王宮では12
長旅、悪天候、深夜の帰着、それらを踏まえアルフレッドはジョイスを早めに帰らせた。そしてテレンスと二人、今後の打ち合わせを続けたのだった。
「本当にスカーレットの情報はいいのか。アルだって、スカーレットの心配をしているだろう?探ると言っても、悪い意味ではない。ただ彼女の状態を知るだけだ」
「分かっているさ。でも、ジョイスが言ったように止めておこう。どうせ、その内耳に入る。キャリントン侯爵がマーカム子爵を動かしたんだから、そういうことだろう。ジョイスだってそれは百も承知。ただ、自分達が探りをいれて知るより、聞こえてきた内容を知るほうがマシだと感じたからああ言った。どうせ、情報の出所が同じなら」
「その内と、分かり次第ではタイミングが違う」
「それでも、俺にはスカーレットを探る資格などない」
「幼馴染として…」
「どこに幼馴染を探らせるヤツがいるんだ。大切な幼馴染はファルコールにいる、それだけで十分」
本当に十分と言えるのか、テレンスは疑問に思わずにはいられなかった。謝罪の手紙を送ることは、スカーレットを傷付けることに繋がりかねない。けれど、状況を確認しておくことはそれとは別だ。もしも、スカーレットが困るようなことがあれば陰ながら助けることは出来る。マーカム子爵がファルコールへ到着後ならば。

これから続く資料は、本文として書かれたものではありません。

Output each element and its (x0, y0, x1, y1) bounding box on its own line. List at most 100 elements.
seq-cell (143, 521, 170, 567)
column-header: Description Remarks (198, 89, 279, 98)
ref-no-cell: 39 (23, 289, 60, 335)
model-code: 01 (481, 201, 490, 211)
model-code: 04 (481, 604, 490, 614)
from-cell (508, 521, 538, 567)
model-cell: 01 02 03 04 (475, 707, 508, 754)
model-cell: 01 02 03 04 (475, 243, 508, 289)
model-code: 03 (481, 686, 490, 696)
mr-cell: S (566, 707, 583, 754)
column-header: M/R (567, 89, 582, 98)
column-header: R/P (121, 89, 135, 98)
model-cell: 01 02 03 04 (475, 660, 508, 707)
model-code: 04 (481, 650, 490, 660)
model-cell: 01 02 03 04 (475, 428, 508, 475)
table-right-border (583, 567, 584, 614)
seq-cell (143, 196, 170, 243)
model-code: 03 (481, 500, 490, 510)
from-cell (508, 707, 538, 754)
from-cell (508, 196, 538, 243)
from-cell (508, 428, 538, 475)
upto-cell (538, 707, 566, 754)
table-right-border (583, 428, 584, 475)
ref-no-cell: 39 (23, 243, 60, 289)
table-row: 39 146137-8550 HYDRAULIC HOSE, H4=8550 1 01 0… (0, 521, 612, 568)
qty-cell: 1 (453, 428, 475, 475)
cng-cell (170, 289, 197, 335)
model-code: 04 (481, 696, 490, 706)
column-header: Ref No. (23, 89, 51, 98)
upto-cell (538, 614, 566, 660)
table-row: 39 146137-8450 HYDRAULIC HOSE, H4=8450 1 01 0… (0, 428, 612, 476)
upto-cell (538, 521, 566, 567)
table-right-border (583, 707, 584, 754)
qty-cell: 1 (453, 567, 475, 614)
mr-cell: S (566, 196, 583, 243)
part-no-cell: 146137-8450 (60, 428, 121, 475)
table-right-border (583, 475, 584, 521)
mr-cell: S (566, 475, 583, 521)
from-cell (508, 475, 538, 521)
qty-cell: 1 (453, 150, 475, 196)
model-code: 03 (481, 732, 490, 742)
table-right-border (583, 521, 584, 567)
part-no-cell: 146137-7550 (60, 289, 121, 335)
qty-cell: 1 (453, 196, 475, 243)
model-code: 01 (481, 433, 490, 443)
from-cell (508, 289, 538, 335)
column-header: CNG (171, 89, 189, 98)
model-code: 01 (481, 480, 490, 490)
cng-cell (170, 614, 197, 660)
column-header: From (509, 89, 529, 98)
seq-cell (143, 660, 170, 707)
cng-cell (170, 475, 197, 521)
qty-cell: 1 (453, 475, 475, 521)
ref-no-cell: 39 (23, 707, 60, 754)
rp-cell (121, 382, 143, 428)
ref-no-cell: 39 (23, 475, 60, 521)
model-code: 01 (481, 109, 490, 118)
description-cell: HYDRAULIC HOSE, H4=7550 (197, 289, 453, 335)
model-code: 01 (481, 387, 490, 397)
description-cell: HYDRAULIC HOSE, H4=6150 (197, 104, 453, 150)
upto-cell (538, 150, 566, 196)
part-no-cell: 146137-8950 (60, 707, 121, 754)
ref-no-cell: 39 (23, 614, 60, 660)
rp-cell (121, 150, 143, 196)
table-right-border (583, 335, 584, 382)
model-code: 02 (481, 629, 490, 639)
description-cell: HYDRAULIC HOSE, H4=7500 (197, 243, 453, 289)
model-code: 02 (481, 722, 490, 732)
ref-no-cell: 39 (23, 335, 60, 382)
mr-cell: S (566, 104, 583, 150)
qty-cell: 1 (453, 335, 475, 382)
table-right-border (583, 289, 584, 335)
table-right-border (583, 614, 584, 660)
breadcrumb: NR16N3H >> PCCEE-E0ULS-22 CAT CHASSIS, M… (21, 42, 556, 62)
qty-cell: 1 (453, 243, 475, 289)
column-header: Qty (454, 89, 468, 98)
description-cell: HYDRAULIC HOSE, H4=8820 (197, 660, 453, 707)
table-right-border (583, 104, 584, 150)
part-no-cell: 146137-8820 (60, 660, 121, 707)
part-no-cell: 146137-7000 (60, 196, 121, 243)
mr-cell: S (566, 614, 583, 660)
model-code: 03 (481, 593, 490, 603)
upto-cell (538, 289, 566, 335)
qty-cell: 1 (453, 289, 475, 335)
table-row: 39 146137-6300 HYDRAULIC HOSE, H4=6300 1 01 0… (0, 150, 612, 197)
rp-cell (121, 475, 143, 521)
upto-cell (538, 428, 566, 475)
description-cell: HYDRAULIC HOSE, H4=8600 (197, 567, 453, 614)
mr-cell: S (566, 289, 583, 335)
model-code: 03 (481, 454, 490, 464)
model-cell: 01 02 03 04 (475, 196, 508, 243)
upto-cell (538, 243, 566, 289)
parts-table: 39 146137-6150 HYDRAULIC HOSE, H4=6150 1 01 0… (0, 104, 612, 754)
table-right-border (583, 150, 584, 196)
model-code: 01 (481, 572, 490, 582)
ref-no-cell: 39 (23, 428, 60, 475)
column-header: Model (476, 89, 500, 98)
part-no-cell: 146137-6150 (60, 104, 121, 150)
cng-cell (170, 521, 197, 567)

そしてアルフレッドの言った『大切な幼馴染』という言葉にも引っ掛かった。
「なあ、聞いていいか?本当にそれで十分だと思っているのか。俺には分からない。十年だぞ、アルがスカーレットと婚約していた期間は。スカーレットはアルフレッドにとってはただの幼馴染ではなく、少なくても十年は将来を見据えた関係、婚約者だった」
「そして、勝手にこうだと決めつけ、スカーレットを裏切った元婚約者だ、俺は。テレンス達も知らない思い出を二人で多く共有したというのに、どれ一つとして今や語り合うことも出来ない元婚約者。しかも、少し前まで金で全てが解決出来たと思い込んで、次の婚約へ向かっていた愚かな男だ。な、スカーレットの今を知る権利のない男なんだよ」
「…」
「愚かな男のくせに、身分だけは高くて、体調を気遣う手紙すら簡単に送れない」
テレンスはアルフレッドもまた手紙を送ろうとして、断念していたことに気付いた。内容はテレンスの謝罪に対し、アルフレッドは体調を気遣うものだったようだが。
確かに手紙にアルフレッドの封蝋印があれば、王宮の使者がファルコールのスカーレットまで確実に届ける。そして、使者は手ぶらでは帰って来ない。受領したとの一筆を認めてもらうだろう。しかし、本当に一筆な者などいるはずがない。皆、時候の挨拶に始まり体裁の良い文章を王族のアルフレッドへ書く。
元婚約者、病気療養中の侯爵令嬢、スカーレットだって例外になることはない。
それがどれだけスカーレットに負担を強いるか。
「分かるだろ、テレンス。俺の手紙はスカーレットに負担しか与えられない。気遣うどころか、心や体を更に追い込む」
謝罪、気遣い、どんなにスカーレットのことを思おうと、アルフレッドもまた何も出来ないのだとテレンスは理解した。
でも、本当にそうだろうか。
「国王陛下は何も知らないのだろうか?」
「知っていても俺には何も言わないだろう。父上はキャストール侯爵の信頼を失うようなことはしない」
そうだった、テレンスはこれから様々なことを考え、それを実行する為の根回しをしなければならない。一番、協力してもらいたいキャストール侯爵家に頼ることなく。
本人からではないが、過去に自分がしたことが降りかかって来たのだ。スカーレットの言うことは信用ならないと聞かなかったことが。
信用を失っているテレンス達の言葉をキャストール侯爵が聞いてくれることはない。
ジョイスが止めておけと言ったのは、このこともあるのかもしれない。いつかテレンス達がスカーレットの様子を探ったとキャストール侯爵に知られれば、本当に取り返しのつかないことになっただろう。